Here, negative rates are seen as guaranteed losses on the principal invested, as fixed income investments made by these (large) pools of capital are held long term, if not to maturity.
This is also the perspective through which the financial media, along with most market participants, view negative yields – why would anyone buy a bond that guarantees that they lose money at maturity?
Now let us reframe the question a little.
Instead of asking, “Why would anybody buy bonds that leave them poorer?” Let us instead ask, why would people buy bonds knowing that they would be poorer?
They obviously derive some utility from them, to the extent that they are willing to pay to lend governments cash.
That utility is liquidity from the debts’ use as collateral.
Negative yields do not matter because all these people want is collateral and liquidity buffers that allow them to quickly access dollars in times of financial stress. From this standpoint, negative yields aren’t seen as a liability, just as a cost of liquidity.
Also, because these investors/traders aren’t looking to earn a return from these negative yielding fixed income instruments, they don’t tend to hold them to maturity.
Given the strong trend towards ever lower rates (and thus higher prices) over the past decade or so, this has been a very lucrative trade for them.
This new perspective allows us to see low yields in a more nuanced way.
On top of representing a rate of return (or lack thereof), low yields are also indicative of liquidity scarcity, and thus stress in the broader financial system.
Which brings us back to the global shortage of collateral caused by QE.
For some reason, the Fed and its counterparts decided to purchase assets that the financial system was already purchasing en masse, resulting in a system that is more sensitive to changes in market risk.
What happens when liquidity is scarce and market participants jittery with their collateral and risk exposures?
Markets stampede at the slightest provocation, that’s what.
As downside risk increases, or is perceived to increase, people who have extended leverage to others through the repo market issue collateral/margin calls together.
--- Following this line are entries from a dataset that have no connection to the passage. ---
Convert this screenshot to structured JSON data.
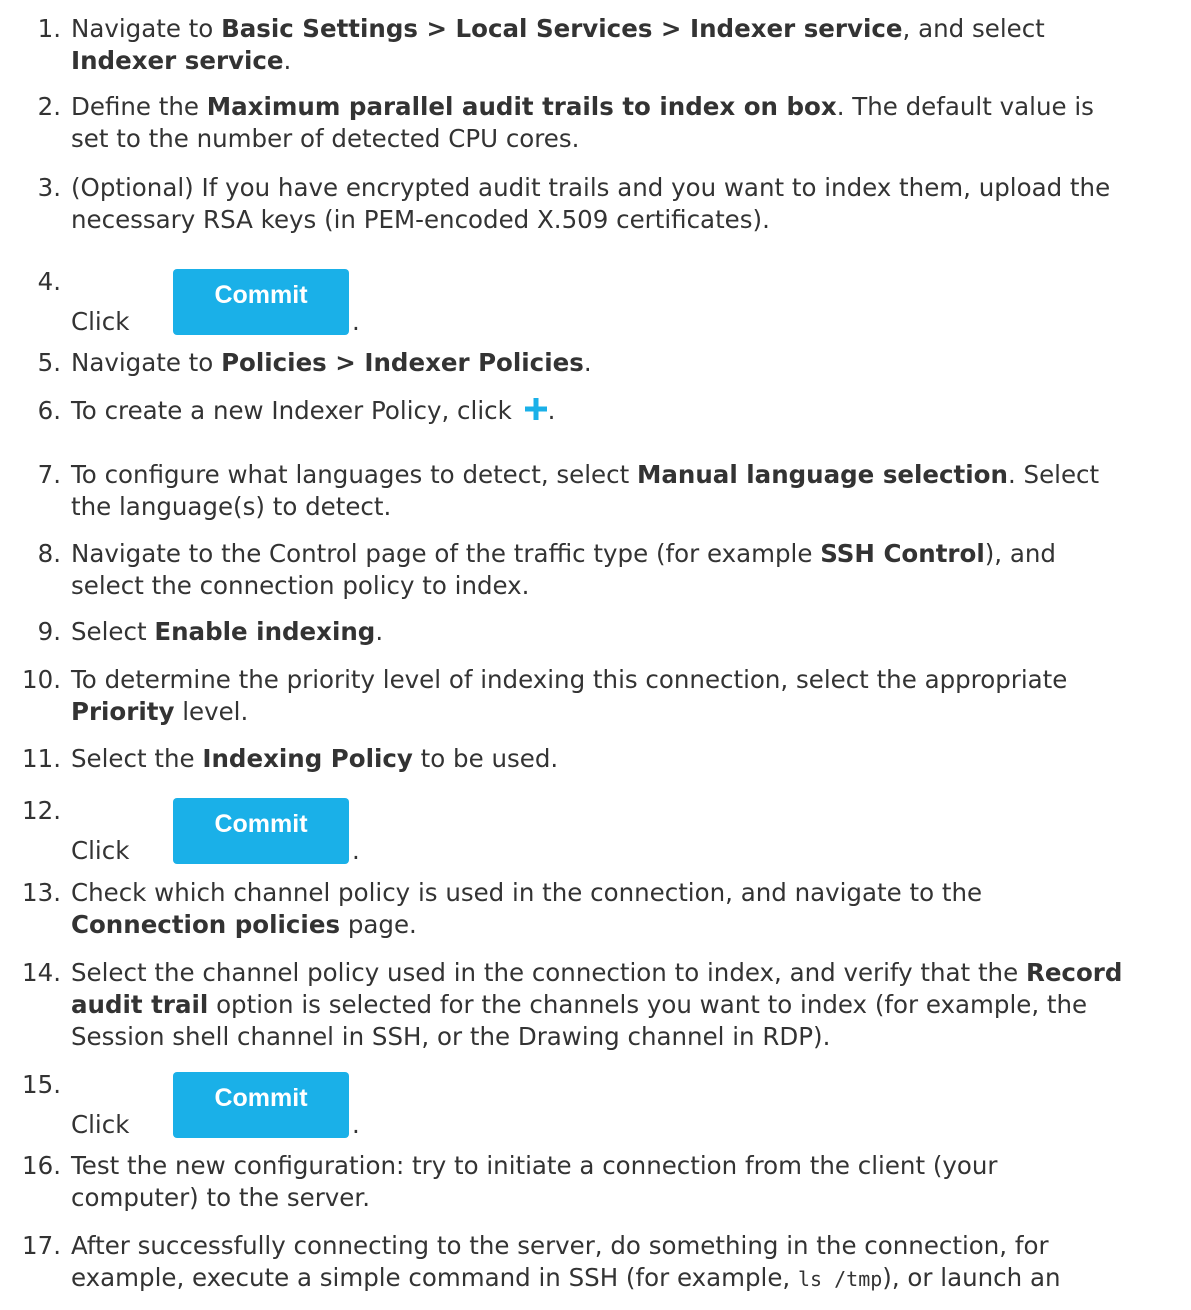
{
  "steps": [
    {
      "num": "1.",
      "lines": [
        [
          "Navigate to ",
          {
            "b": "Basic Settings > Local Services > Indexer service"
          },
          ", and select"
        ],
        [
          {
            "b": "Indexer service"
          },
          "."
        ]
      ]
    },
    {
      "num": "2.",
      "lines": [
        [
          "Define the ",
          {
            "b": "Maximum parallel audit trails to index on box"
          },
          ". The default value is"
        ],
        [
          "set to the number of detected CPU cores."
        ]
      ]
    },
    {
      "num": "3.",
      "lines": [
        [
          "(Optional) If you have encrypted audit trails and you want to index them, upload the"
        ],
        [
          "necessary RSA keys (in PEM-encoded X.509 certificates)."
        ]
      ]
    },
    {
      "num": "4.",
      "click": "Click",
      "button": "Commit",
      "after": "."
    },
    {
      "num": "5.",
      "lines": [
        [
          "Navigate to ",
          {
            "b": "Policies > Indexer Policies"
          },
          "."
        ]
      ]
    },
    {
      "num": "6.",
      "lines": [
        [
          "To create a new Indexer Policy, click ",
          {
            "icon": "plus-icon"
          },
          "."
        ]
      ]
    },
    {
      "num": "7.",
      "lines": [
        [
          "To configure what languages to detect, select ",
          {
            "b": "Manual language selection"
          },
          ". Select"
        ],
        [
          "the language(s) to detect."
        ]
      ]
    },
    {
      "num": "8.",
      "lines": [
        [
          "Navigate to the Control page of the traffic type (for example ",
          {
            "b": "SSH Control"
          },
          "), and"
        ],
        [
          "select the connection policy to index."
        ]
      ]
    },
    {
      "num": "9.",
      "lines": [
        [
          "Select ",
          {
            "b": "Enable indexing"
          },
          "."
        ]
      ]
    },
    {
      "num": "10.",
      "lines": [
        [
          "To determine the priority level of indexing this connection, select the appropriate"
        ],
        [
          {
            "b": "Priority"
          },
          " level."
        ]
      ]
    },
    {
      "num": "11.",
      "lines": [
        [
          "Select the ",
          {
            "b": "Indexing Policy"
          },
          " to be used."
        ]
      ]
    },
    {
      "num": "12.",
      "click": "Click",
      "button": "Commit",
      "after": "."
    },
    {
      "num": "13.",
      "lines": [
        [
          "Check which channel policy is used in the connection, and navigate to the"
        ],
        [
          {
            "b": "Connection policies"
          },
          " page."
        ]
      ]
    },
    {
      "num": "14.",
      "lines": [
        [
          "Select the channel policy used in the connection to index, and verify that the ",
          {
            "b": "Record"
          }
        ],
        [
          {
            "b": "audit trail"
          },
          " option is selected for the channels you want to index (for example, the"
        ],
        [
          "Session shell channel in SSH, or the Drawing channel in RDP)."
        ]
      ]
    },
    {
      "num": "15.",
      "click": "Click",
      "button": "Commit",
      "after": "."
    },
    {
      "num": "16.",
      "lines": [
        [
          "Test the new configuration: try to initiate a connection from the client (your"
        ],
        [
          "computer) to the server."
        ]
      ]
    },
    {
      "num": "17.",
      "lines": [
        [
          "After successfully connecting to the server, do something in the connection, for"
        ],
        [
          "example, execute a simple command in SSH (for example, ",
          {
            "code": "ls /tmp"
          },
          "), or launch an"
        ]
      ]
    }
  ],
  "colors": {
    "text": "#333333",
    "button": "#1ab0e8",
    "button_text": "#ffffff",
    "icon": "#1ab0e8"
  }
}
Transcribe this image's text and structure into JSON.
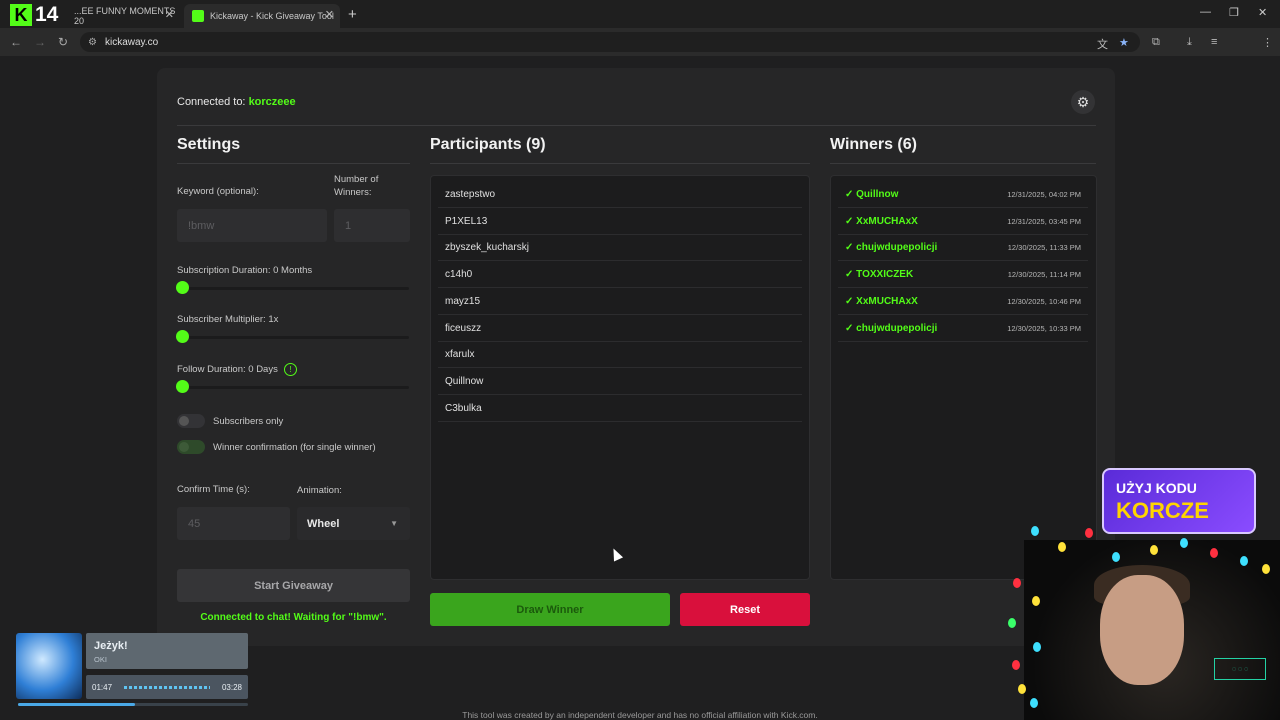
{
  "browser": {
    "tab1_title": "...EE FUNNY MOMENTS 20",
    "tab2_title": "Kickaway - Kick Giveaway Tool",
    "url": "kickaway.co",
    "new_tab": "+",
    "close": "✕",
    "profile_initial": "P"
  },
  "overlay_logo": {
    "k": "K",
    "number": "14"
  },
  "header": {
    "connected_label": "Connected to: ",
    "channel": "korczeee"
  },
  "settings": {
    "title": "Settings",
    "keyword_label": "Keyword (optional):",
    "keyword_placeholder": "!bmw",
    "winners_label": "Number of Winners:",
    "winners_placeholder": "1",
    "subscription_duration": "Subscription Duration: 0 Months",
    "subscriber_multiplier": "Subscriber Multiplier: 1x",
    "follow_duration": "Follow Duration: 0 Days",
    "subscribers_only": "Subscribers only",
    "winner_confirmation": "Winner confirmation (for single winner)",
    "confirm_time_label": "Confirm Time (s):",
    "confirm_time_placeholder": "45",
    "animation_label": "Animation:",
    "animation_value": "Wheel",
    "start_button": "Start Giveaway",
    "status": "Connected to chat! Waiting for \"!bmw\"."
  },
  "participants": {
    "title": "Participants (9)",
    "items": [
      "zastepstwo",
      "P1XEL13",
      "zbyszek_kucharskj",
      "c14h0",
      "mayz15",
      "ficeuszz",
      "xfarulx",
      "Quillnow",
      "C3bulka"
    ]
  },
  "winners": {
    "title": "Winners (6)",
    "items": [
      {
        "name": "✓ Quillnow",
        "date": "12/31/2025, 04:02 PM"
      },
      {
        "name": "✓ XxMUCHAxX",
        "date": "12/31/2025, 03:45 PM"
      },
      {
        "name": "✓ chujwdupepolicji",
        "date": "12/30/2025, 11:33 PM"
      },
      {
        "name": "✓ TOXXICZEK",
        "date": "12/30/2025, 11:14 PM"
      },
      {
        "name": "✓ XxMUCHAxX",
        "date": "12/30/2025, 10:46 PM"
      },
      {
        "name": "✓ chujwdupepolicji",
        "date": "12/30/2025, 10:33 PM"
      }
    ]
  },
  "actions": {
    "draw": "Draw Winner",
    "reset": "Reset"
  },
  "footer": "This tool was created by an independent developer and has no official affiliation with Kick.com.",
  "music": {
    "title": "Jeżyk!",
    "subtitle": "OKI",
    "elapsed": "01:47",
    "total": "03:28",
    "progress": 0.51
  },
  "promo": {
    "line1": "UŻYJ KODU",
    "line2": "KORCZE"
  },
  "colors": {
    "accent": "#53fc18",
    "reset": "#d9103c",
    "draw": "#3aa51d"
  }
}
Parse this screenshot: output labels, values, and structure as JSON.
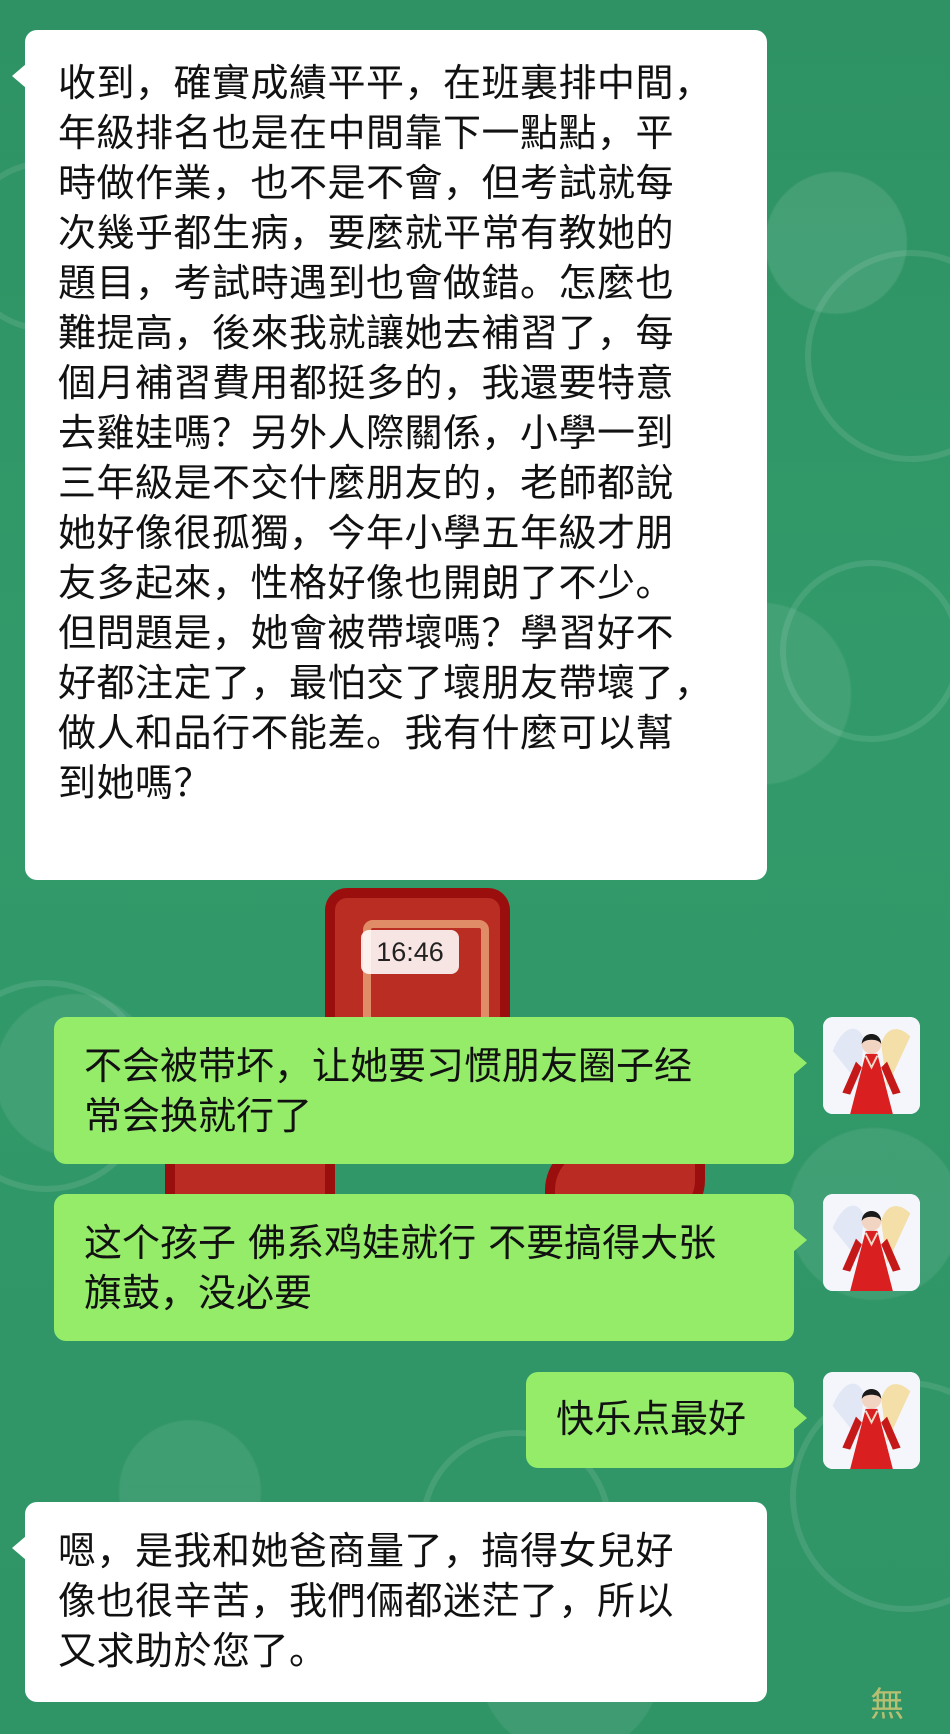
{
  "chat": {
    "messages": [
      {
        "side": "incoming",
        "text": "收到，確實成績平平，在班裏排中間，\n年級排名也是在中間靠下一點點，平\n時做作業，也不是不會，但考試就每\n次幾乎都生病，要麼就平常有教她的\n題目，考試時遇到也會做錯。怎麼也\n難提高，後來我就讓她去補習了，每\n個月補習費用都挺多的，我還要特意\n去雞娃嗎？另外人際關係，小學一到\n三年級是不交什麼朋友的，老師都說\n她好像很孤獨，今年小學五年級才朋\n友多起來，性格好像也開朗了不少。\n但問題是，她會被帶壞嗎？學習好不\n好都注定了，最怕交了壞朋友帶壞了，\n做人和品行不能差。我有什麼可以幫\n到她嗎？"
      },
      {
        "side": "outgoing",
        "text": "不会被带坏，让她要习惯朋友圈子经\n常会换就行了"
      },
      {
        "side": "outgoing",
        "text": "这个孩子 佛系鸡娃就行 不要搞得大张\n旗鼓，没必要"
      },
      {
        "side": "outgoing",
        "text": "快乐点最好"
      },
      {
        "side": "incoming",
        "text": "嗯，是我和她爸商量了，搞得女兒好\n像也很辛苦，我們倆都迷茫了，所以\n又求助於您了。"
      }
    ],
    "timestamp": "16:46",
    "background_glyph": "無"
  },
  "colors": {
    "background": "#2f9466",
    "incoming_bubble": "#ffffff",
    "outgoing_bubble": "#95ec69",
    "text": "#111111",
    "timestamp_bg": "#ffffff",
    "motif_red": "#c81e19"
  },
  "icons": {
    "avatar": "avatar-woman-red-hanfu-icon"
  }
}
This results in mass liquidations from borrowers who now need to meet these collateral/margin calls.
“Small” episodes of this phenomenon can be contained in just a few markets, and the furious selloff in long dated USTs in 1Q2021 is a result of this (inflation worries are bad for bonds).
“Large” episodes span different markets, as investors/traders sell other liquid assets that they own in order to raise the cash needed to meet their margin calls.
These cross market liquidations are very dangerous, as they can spark further margin calls, to the extent where markets all over the globe are involved, as March 2020 and the financial crisis in ’08 so clearly demonstrated.
As such, negative yields on sovereign bonds represent far more than just an asset management conundrum. They are a warning sign that flashes when demand for collateral, and hence systemic risk, in the financial system is high.
Unfortunately, instead of meeting the system’s demand for more sovereign paper for use as collateral, global central banks choose to actively remove them from markets by implementing QE, making the situation even worse!